The works of Trace Heavens mark the results of James Nizam’s architectural interventions and studio-based explorations made to channel and record light. Where his earlier series Anteroom transformed abandoned rooms into straightforward pinhole camera obscuras, Nizam’s use of a perforated room is now less concerned with bringing the outside world in and recording it, than it is with using the light of that world to produce starkly beautiful visual effects that verge on the palpable. In Shard of Light, and the Thought Forms, Nizam harnesses the procession of the sun using jury-rigged setups that capture and manipulate sunlight into sculptural form. The resulting light sculptures establish a correspondence between room and camera as light capturing structures and extends it in time and space to the capture of solar phenomena within ancient astrological observatories such as those at Chaco Canyon or Xochicalco. The archaeological and pseudoscientific nature of Nizam’s solar recordings push the specific concerns of photography beyond the ordinary purview of the medium, working with light to establish poetic connections between the cosmos, photographic apparatuses, architecture, perception and the mind.
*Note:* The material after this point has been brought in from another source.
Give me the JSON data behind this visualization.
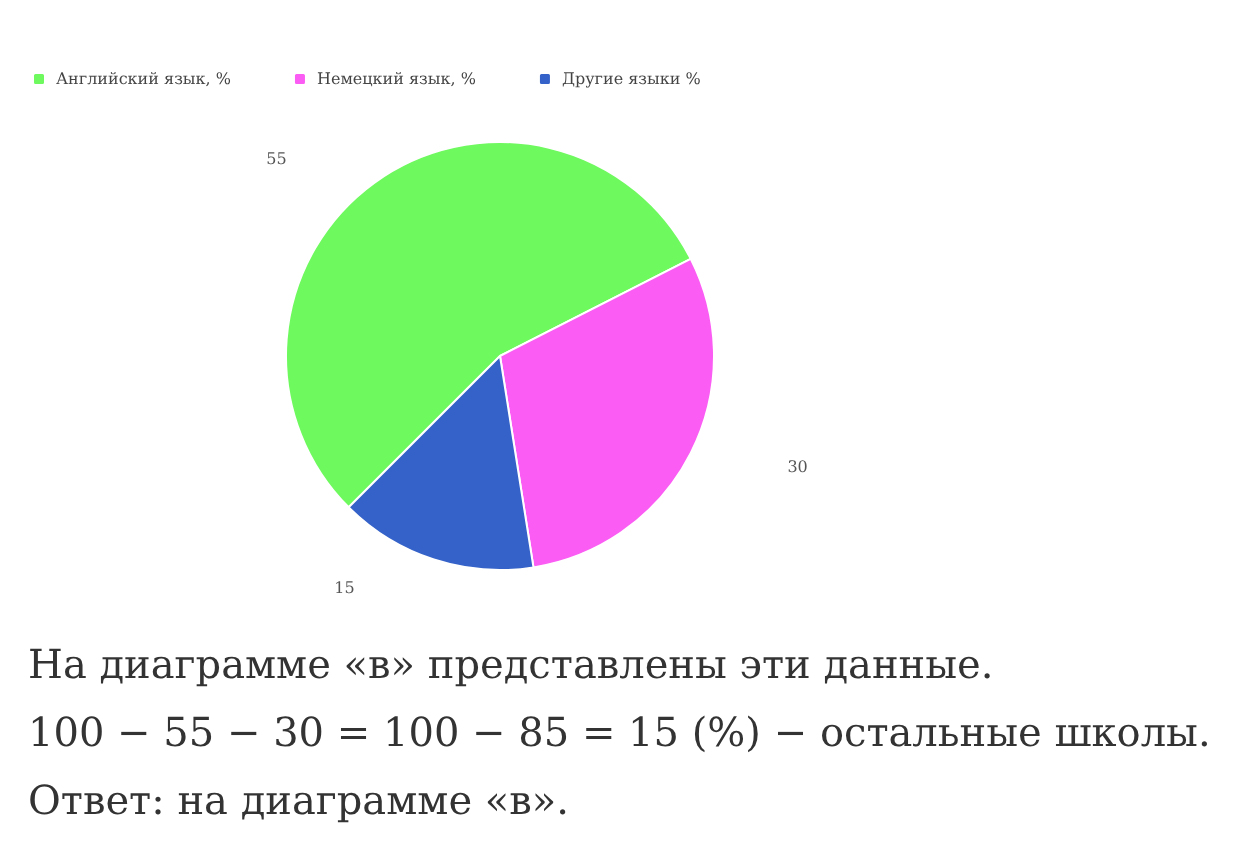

https://jamesnizam.com/trace-heavens-may-4th/ (10.12.2019)
Shard of Light is an impressive example of one of your architectural interventions where you created a structural incision upon a building prior to its demolition. Could you discuss this work for HUNTED PROJECTS?
JN: Again, I was thinking about this idea of creating a light form from a solar alignment using the sun and a readymade structure. I found a house on the riverfront in an industrial area just outside of Vancouver that was selling for $1 dollar.... the only catch being that if I purchased it I had to relocate the entire building. I pitched a very loose proposal to the city soliciting the use of the space to realize a monument of sorts in advent that the house would be demolished if no one came through on the property. It took almost a year to get the go ahead on the project and in the months leading up to accessing the space I spent a lot of time just observing the sun --understanding how light would fall into the structure at different times of day and anticipating the waning light over the course of the summer months when the project would be realized. From these observations I was able to determine how the form would take shape. There was only one room in the house that allowed for a perfect shot -- in the sense that it was the only room big enough to stage a full room in the camera frame. Exacting the cut hinged on the fixed position of the camera within this room and the orientation of this room in relation to the position of the sun at midday. There was some structural reinforcement that I had to build to ensure the roof wouldn't collapse before I removed a one-foot wide section of the house from floor to ceiling through to the roof. I built this wider cut back in to a one-inch beveled slit, which allowed me to focus the sun into a perfectly sharp shard of light.